Debeer had found the fax with the Project Coast list, the samples, and the hard disk stolen from Hout Bay. But this shit stirrer had had the time to look at it. Terreblanche took his boot away, leaving stud marks on Brian's cheek. His story seemed to match Debeer's.

He took an object from his jacket. “Look what we found in your pocket.”

Brian looked up and saw the memory stick. The leather heel smashed into his stomach. He may have been expecting it, but he still writhed on the floor.

“Leave him alone!” Ruby cried, from the bed.

Terreblanche didn't even look at her. “Shut up, bitch, unless you want a pickax handle up your ass. Who did you show the contents of the hard disk to?”

Brian was snatching at the air like a flying fish. “Nobody.”

“Is that right?”

“I didn't.”

“Didn't what?”

“Didn't have time.”

Terreblanche kneeled and grabbed Brian by his shirt collar. “Did you send a copy to headquarters?”

“No.”

“Why?”

“The lines . . .” he spluttered, hardly able to breathe. “The lines weren't secure. Too many names erased from the records.”

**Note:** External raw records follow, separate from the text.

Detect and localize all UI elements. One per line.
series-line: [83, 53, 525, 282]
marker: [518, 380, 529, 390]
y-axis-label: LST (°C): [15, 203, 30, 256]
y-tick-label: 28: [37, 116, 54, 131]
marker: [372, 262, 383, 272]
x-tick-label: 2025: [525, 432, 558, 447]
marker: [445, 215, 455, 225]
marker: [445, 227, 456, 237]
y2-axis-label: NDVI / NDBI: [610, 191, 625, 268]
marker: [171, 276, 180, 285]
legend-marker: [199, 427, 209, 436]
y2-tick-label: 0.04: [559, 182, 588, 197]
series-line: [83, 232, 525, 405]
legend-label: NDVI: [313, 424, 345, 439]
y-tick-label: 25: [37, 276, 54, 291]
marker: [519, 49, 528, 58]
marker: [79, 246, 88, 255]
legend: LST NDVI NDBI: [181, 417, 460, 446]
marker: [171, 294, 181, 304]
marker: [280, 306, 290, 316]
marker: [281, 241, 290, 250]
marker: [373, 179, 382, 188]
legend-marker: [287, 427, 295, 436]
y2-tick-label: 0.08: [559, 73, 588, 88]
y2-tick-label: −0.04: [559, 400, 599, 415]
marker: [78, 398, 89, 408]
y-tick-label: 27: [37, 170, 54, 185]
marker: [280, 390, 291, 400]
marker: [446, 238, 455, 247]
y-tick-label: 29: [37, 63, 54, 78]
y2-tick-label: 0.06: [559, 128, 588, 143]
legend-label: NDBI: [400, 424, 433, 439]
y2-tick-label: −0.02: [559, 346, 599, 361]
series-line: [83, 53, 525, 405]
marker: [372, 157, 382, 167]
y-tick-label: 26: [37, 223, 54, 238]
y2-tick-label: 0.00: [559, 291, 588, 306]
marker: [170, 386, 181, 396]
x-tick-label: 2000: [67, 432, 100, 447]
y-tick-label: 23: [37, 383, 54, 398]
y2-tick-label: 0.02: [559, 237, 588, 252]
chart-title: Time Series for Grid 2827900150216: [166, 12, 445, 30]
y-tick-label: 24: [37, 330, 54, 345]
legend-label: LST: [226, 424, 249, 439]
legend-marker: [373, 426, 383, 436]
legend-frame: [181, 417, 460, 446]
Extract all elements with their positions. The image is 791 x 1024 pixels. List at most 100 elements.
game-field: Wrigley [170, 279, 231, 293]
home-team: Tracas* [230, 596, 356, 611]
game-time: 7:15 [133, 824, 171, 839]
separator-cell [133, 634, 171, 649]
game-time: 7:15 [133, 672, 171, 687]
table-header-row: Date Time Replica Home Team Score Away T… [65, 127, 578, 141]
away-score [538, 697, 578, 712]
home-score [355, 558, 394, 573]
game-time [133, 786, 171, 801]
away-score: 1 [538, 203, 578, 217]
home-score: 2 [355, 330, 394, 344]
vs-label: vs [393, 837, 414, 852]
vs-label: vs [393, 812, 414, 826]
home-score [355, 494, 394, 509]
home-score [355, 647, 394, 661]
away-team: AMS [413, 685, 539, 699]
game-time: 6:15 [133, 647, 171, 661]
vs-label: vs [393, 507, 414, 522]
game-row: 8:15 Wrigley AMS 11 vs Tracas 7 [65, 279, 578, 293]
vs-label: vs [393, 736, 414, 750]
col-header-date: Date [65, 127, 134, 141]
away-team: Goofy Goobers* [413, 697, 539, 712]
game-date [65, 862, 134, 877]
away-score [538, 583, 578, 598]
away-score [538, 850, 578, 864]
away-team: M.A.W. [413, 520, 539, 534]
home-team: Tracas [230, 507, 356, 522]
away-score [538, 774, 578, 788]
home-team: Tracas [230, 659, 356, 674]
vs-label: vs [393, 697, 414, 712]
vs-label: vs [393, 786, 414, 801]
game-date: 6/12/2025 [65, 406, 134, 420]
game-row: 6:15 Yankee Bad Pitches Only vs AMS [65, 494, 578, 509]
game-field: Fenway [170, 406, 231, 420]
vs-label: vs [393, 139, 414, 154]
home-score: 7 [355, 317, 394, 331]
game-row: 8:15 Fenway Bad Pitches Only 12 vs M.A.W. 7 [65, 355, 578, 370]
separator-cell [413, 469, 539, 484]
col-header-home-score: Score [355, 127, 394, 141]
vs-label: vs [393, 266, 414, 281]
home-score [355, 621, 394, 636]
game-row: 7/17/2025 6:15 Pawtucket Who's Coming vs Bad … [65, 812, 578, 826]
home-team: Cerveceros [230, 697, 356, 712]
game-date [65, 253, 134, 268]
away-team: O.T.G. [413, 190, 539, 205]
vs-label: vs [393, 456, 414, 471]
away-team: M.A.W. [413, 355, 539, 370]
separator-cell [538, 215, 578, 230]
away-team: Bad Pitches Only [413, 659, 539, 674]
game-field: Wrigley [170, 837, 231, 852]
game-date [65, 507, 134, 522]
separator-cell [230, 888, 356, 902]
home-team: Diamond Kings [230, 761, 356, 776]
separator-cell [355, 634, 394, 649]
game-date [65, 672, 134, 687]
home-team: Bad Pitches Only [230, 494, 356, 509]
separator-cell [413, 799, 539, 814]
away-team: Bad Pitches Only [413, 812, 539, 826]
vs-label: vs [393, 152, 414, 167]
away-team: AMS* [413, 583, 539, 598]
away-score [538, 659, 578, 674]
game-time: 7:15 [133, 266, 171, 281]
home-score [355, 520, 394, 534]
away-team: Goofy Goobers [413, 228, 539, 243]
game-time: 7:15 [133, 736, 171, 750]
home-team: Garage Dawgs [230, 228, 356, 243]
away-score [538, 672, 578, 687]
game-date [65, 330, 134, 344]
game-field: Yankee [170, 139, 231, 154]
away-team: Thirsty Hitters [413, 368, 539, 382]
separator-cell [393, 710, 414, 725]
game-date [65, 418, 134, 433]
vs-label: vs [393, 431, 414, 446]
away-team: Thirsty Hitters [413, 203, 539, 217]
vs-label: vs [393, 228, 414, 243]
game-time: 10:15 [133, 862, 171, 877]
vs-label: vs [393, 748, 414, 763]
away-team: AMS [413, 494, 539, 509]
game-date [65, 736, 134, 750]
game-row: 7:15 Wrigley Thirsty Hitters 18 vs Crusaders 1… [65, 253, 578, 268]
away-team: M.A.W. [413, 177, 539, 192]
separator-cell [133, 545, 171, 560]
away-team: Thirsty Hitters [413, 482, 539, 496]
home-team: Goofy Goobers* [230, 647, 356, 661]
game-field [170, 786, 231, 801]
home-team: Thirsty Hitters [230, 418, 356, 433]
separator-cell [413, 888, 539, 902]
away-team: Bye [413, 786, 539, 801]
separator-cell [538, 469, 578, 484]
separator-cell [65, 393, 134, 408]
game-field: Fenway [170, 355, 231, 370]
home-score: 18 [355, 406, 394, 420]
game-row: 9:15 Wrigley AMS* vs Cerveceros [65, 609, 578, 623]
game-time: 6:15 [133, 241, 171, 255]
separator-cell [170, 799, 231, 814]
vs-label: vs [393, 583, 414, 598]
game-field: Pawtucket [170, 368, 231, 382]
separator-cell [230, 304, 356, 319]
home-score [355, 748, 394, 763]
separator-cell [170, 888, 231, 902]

Terreblanche hesitated. His men had destroyed the computer in the bedroom during the attack, so there was no way of knowing what he might have done with the files.

“Did you send a copy of the hard disk to anyone else?” Terreblanche was getting impatient. “Well, did you? Talk or I'll kill her!”

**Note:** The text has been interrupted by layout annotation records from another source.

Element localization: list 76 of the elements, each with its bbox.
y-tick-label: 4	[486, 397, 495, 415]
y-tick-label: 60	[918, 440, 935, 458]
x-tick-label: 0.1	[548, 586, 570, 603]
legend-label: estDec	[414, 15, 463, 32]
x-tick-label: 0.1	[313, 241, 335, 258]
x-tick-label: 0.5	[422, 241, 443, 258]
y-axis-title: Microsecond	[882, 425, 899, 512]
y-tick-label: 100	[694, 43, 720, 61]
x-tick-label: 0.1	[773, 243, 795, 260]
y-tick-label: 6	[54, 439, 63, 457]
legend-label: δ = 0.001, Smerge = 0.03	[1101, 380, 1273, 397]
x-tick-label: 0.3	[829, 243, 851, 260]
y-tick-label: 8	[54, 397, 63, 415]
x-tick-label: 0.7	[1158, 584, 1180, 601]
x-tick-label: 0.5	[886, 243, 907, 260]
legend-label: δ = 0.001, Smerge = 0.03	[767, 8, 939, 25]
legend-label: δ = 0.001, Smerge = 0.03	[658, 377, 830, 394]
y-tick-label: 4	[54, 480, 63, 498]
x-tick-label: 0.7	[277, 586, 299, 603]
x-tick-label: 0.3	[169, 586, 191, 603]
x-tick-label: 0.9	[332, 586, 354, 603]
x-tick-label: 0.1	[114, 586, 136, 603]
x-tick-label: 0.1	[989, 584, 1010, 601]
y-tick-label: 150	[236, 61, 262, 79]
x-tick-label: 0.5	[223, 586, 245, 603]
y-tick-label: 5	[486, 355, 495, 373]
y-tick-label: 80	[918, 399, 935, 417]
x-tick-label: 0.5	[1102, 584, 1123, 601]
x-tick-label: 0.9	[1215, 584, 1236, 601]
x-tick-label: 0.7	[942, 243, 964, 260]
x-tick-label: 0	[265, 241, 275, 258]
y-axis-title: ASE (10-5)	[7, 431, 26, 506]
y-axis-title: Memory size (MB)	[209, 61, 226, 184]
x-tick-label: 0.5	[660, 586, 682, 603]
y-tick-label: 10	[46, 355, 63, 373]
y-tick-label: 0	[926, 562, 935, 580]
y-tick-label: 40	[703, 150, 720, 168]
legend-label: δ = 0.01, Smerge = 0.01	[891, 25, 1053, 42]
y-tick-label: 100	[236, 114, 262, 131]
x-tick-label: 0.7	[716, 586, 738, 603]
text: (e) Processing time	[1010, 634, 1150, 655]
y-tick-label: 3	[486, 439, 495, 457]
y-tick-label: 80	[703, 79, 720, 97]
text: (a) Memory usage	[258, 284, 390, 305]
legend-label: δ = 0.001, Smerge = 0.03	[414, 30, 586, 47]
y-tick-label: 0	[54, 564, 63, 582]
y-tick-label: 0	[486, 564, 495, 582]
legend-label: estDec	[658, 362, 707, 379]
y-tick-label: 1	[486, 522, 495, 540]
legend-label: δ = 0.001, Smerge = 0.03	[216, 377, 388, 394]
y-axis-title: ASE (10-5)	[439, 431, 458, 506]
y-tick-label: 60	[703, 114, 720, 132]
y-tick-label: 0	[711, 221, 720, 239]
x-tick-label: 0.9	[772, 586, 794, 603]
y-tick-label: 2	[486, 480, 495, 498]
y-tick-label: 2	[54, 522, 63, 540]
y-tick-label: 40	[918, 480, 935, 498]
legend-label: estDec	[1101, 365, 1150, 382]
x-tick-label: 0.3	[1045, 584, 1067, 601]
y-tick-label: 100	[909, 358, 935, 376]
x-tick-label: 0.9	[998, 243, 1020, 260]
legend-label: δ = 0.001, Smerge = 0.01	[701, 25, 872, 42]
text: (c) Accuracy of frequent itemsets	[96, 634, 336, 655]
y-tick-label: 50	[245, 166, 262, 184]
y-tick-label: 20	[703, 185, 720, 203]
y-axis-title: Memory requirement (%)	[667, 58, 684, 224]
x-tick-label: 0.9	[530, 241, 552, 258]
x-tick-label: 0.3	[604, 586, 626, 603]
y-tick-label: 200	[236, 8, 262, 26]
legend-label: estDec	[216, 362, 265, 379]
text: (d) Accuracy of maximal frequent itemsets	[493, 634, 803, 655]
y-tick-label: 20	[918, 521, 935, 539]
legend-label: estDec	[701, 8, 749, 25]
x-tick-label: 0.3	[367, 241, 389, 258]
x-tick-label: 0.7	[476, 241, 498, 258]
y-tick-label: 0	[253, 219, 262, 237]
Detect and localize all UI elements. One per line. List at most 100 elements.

He took out his gun and aimed it at Ruby's head. She shrank back toward the bed in fright.

“That won't make any difference,” Brian breathed. “I was trying to make sense of the files when your guys jumped me.”

The hand that held the gun was covered in brown spots. At the end of the barrel, Ruby was shaking for the two of them.

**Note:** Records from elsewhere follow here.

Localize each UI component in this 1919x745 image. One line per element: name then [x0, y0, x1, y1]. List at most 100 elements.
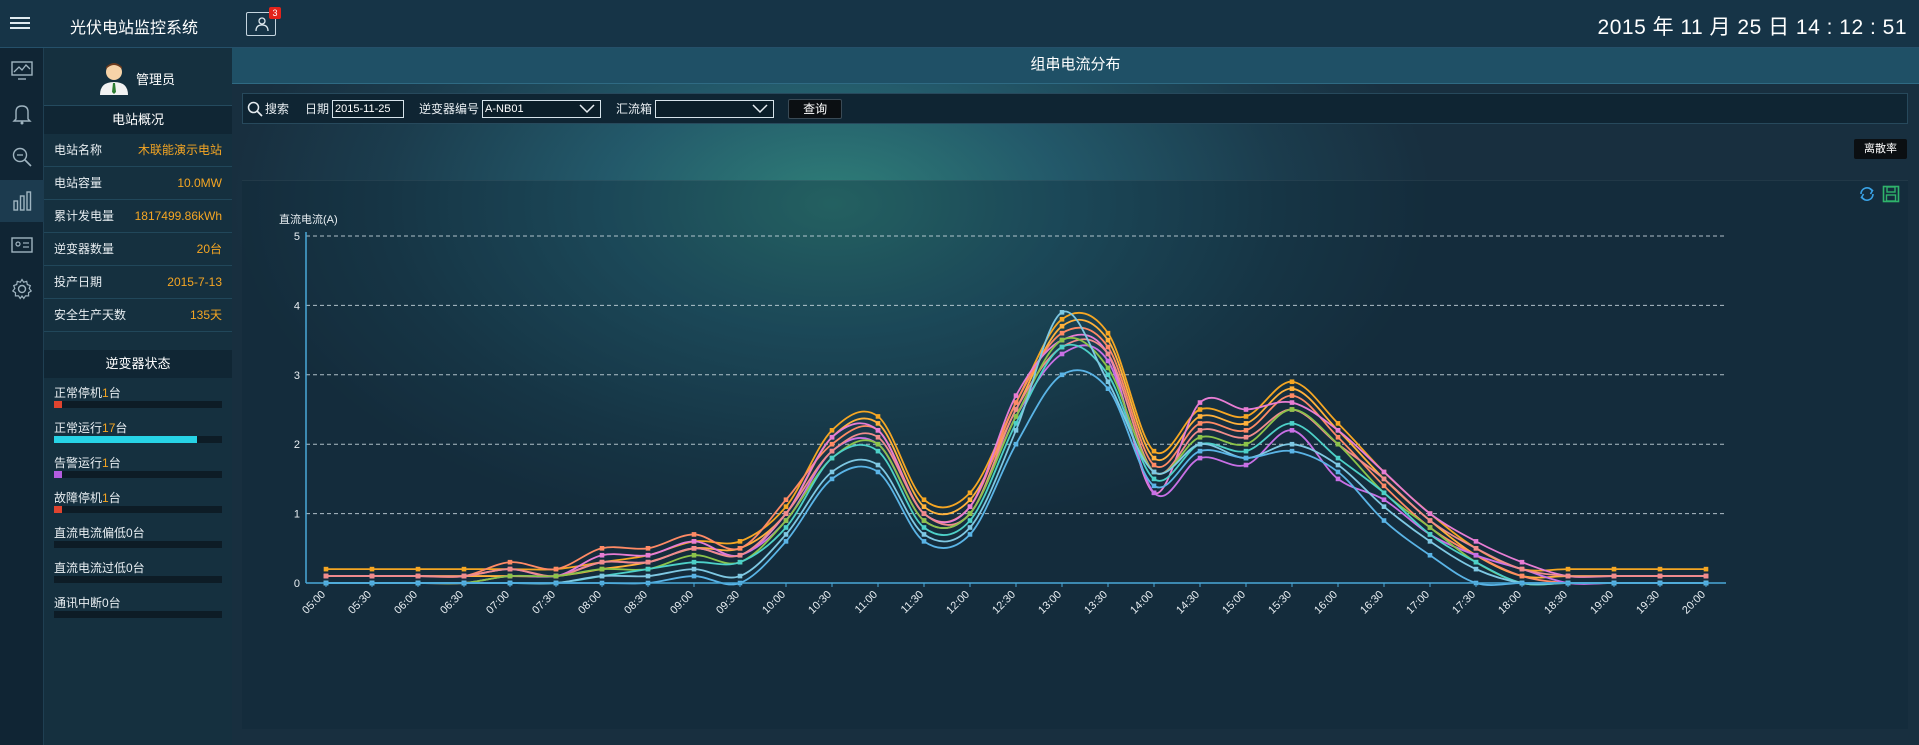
icon-navigation [0, 48, 44, 745]
series-line [326, 311, 1706, 572]
data-point [1289, 393, 1295, 398]
data-point [921, 539, 927, 544]
inverter-status-item[interactable]: 正常停机1台 [44, 378, 232, 413]
data-point [1289, 421, 1295, 426]
data-point [875, 428, 881, 433]
refresh-icon[interactable] [1858, 185, 1876, 208]
status-count: 17 [102, 421, 116, 435]
overview-heading: 电站概况 [44, 106, 232, 134]
data-point [1519, 573, 1525, 579]
status-text: 告警运行 [54, 456, 103, 470]
search-label[interactable]: 搜索 [265, 102, 290, 116]
x-tick-label: 13:00 [1036, 589, 1064, 617]
overview-row: 电站容量 10.0MW [44, 167, 232, 200]
chart-panel: 直流电流(A) 0 1 2 3 4 5 05:00 05:30 06:00 06:30 07:00 0… [242, 180, 1908, 729]
inverter-status-item[interactable]: 直流电流过低0台 [44, 553, 232, 588]
status-text: 故障停机 [54, 491, 103, 505]
nav-records[interactable] [0, 224, 44, 266]
data-point [1381, 469, 1387, 475]
x-tick-label: 14:00 [1128, 589, 1156, 617]
x-tick-label: 12:30 [990, 589, 1018, 617]
x-tick-label: 18:30 [1542, 589, 1570, 617]
data-point [1243, 434, 1249, 440]
x-tick-label: 06:00 [392, 589, 420, 617]
date-input[interactable] [332, 99, 405, 118]
combiner-select[interactable] [655, 99, 775, 118]
overview-value: 20台 [196, 242, 222, 256]
data-point [1381, 504, 1387, 509]
inverter-select[interactable]: A-NB01 [482, 99, 602, 118]
y-tick-label: 0 [294, 578, 300, 590]
data-point [1105, 379, 1111, 385]
inverter-status-list: 正常停机1台 正常运行17台告警运行1台 故障停机1台 直流电流偏低0台直流电流过低0… [44, 378, 232, 623]
status-progress-bar [54, 471, 222, 478]
data-point [875, 441, 881, 447]
save-image-icon[interactable] [1882, 185, 1900, 208]
status-progress-bar [54, 506, 222, 513]
status-text: 正常运行 [54, 421, 103, 435]
y-tick-label: 3 [294, 370, 300, 382]
inverter-status-item[interactable]: 通讯中断0台 [44, 588, 232, 623]
bar-chart-icon [13, 191, 32, 211]
gear-icon [11, 278, 33, 300]
data-point [967, 525, 973, 530]
data-point [875, 448, 881, 454]
data-point [1151, 448, 1157, 454]
data-point [1657, 573, 1663, 579]
data-point [1197, 441, 1203, 447]
data-point [1565, 566, 1571, 572]
data-point [1013, 428, 1019, 433]
status-count: 1 [102, 386, 109, 400]
data-point [1151, 476, 1157, 482]
inverter-status-item[interactable]: 故障停机1台 [44, 483, 232, 518]
series-line [326, 343, 1706, 586]
data-point [645, 559, 651, 565]
status-text: 直流电流过低0台 [54, 561, 145, 575]
query-button[interactable]: 查询 [788, 98, 843, 119]
data-point [921, 511, 927, 516]
overview-row: 投产日期 2015-7-13 [44, 266, 232, 299]
data-point [921, 497, 927, 503]
nav-monitor[interactable] [0, 50, 44, 92]
overview-row: 安全生产天数 135天 [44, 299, 232, 332]
x-tick-label: 09:00 [668, 589, 696, 617]
y-tick-label: 1 [294, 509, 300, 521]
nav-alarms[interactable] [0, 93, 44, 135]
data-point [1059, 330, 1065, 336]
hamburger-menu-icon[interactable] [10, 14, 30, 32]
data-point [1105, 337, 1111, 343]
inverter-status-label: 直流电流偏低0台 [54, 518, 222, 541]
inverter-status-item[interactable]: 直流电流偏低0台 [44, 518, 232, 553]
data-point [691, 546, 697, 551]
overview-value: 10.0MW [177, 176, 222, 190]
data-point [1335, 476, 1341, 482]
status-progress-bar [54, 611, 222, 618]
x-tick-label: 08:30 [622, 589, 650, 617]
notification-button[interactable]: 3 [246, 7, 281, 36]
nav-settings[interactable] [0, 268, 44, 310]
series-line [326, 318, 1706, 579]
data-point [1059, 351, 1065, 357]
nav-search[interactable] [0, 136, 44, 178]
nav-analysis[interactable] [0, 180, 44, 222]
data-point [783, 511, 789, 516]
inverter-status-label: 正常运行17台 [54, 413, 222, 436]
data-point [691, 573, 697, 579]
data-point [645, 552, 651, 558]
data-point [1013, 441, 1019, 447]
data-point [1289, 379, 1295, 385]
data-point [1519, 559, 1525, 565]
data-point [829, 428, 835, 433]
data-point [1427, 525, 1433, 530]
inverter-status-item[interactable]: 正常运行17台 [44, 413, 232, 448]
inverter-status-item[interactable]: 告警运行1台 [44, 448, 232, 483]
data-point [553, 573, 559, 579]
dispersion-button[interactable]: 离散率 [1854, 139, 1907, 159]
data-point [507, 573, 513, 579]
y-tick-label: 2 [294, 439, 300, 451]
data-point [599, 546, 605, 551]
data-point [921, 518, 927, 523]
data-point [415, 566, 421, 572]
filter-toolbar: 搜索 日期 逆变器编号 A-NB01 汇流箱 查询 [242, 93, 1908, 124]
x-tick-label: 14:30 [1174, 589, 1202, 617]
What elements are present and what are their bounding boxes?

“So nobody knows these files exist?”

Brian shook his head—this asshole reminded him of his father. “No,” he said. “Only me.”

Silence bounced off the walls of the room. Terreblanche lowered his gun and glanced at his Rolex. “O.K. We'll see.”

 

 *

 

The cellar was a cold, gloomy room that smelled of casks. Brian was trying to loosen the ropes binding him, but without much hope. He had been tied to a chair, and with the lamp shining on his face all he could see was a black dot.

A corpulent man was preparing something on the nearby table. He thought he made out Debeer, and a machine that didn't look very encouraging.

“I see we haven't kicked our old habits,” he said to the soldiers.

Terreblanche did not reply. He had tortured people before. Blacks, mostly. Some who didn't even belong to the ANC or the UDF. Usually losers who'd let themselves be manipulated by Communist agitators. Thatcher and the others had dumped them after the fall of the Berlin Wall, but he still felt the same hatred for Communists,
kaffirs
, liberals, all that riffraff now in power.

“You'd do better to save your saliva,” he said, supervising the setting up.

He looked at his watch. They still had a little time before dashing to the airfield. Rick's house was isolated, nobody would disturb them. It was when they returned to Hout Bay for the loading that they had found the guards and the switchboard operator out cold. Someone had broken into the building and stolen the hard disk. They'd guessed it was the cop who'd been nosing around, and they'd been proved right, but the bastard had escaped. Luckily, Debeer had seen the fax he had received, the Project Coast list, with V.D.V.'s name on it. The cop was sure to have made the connection.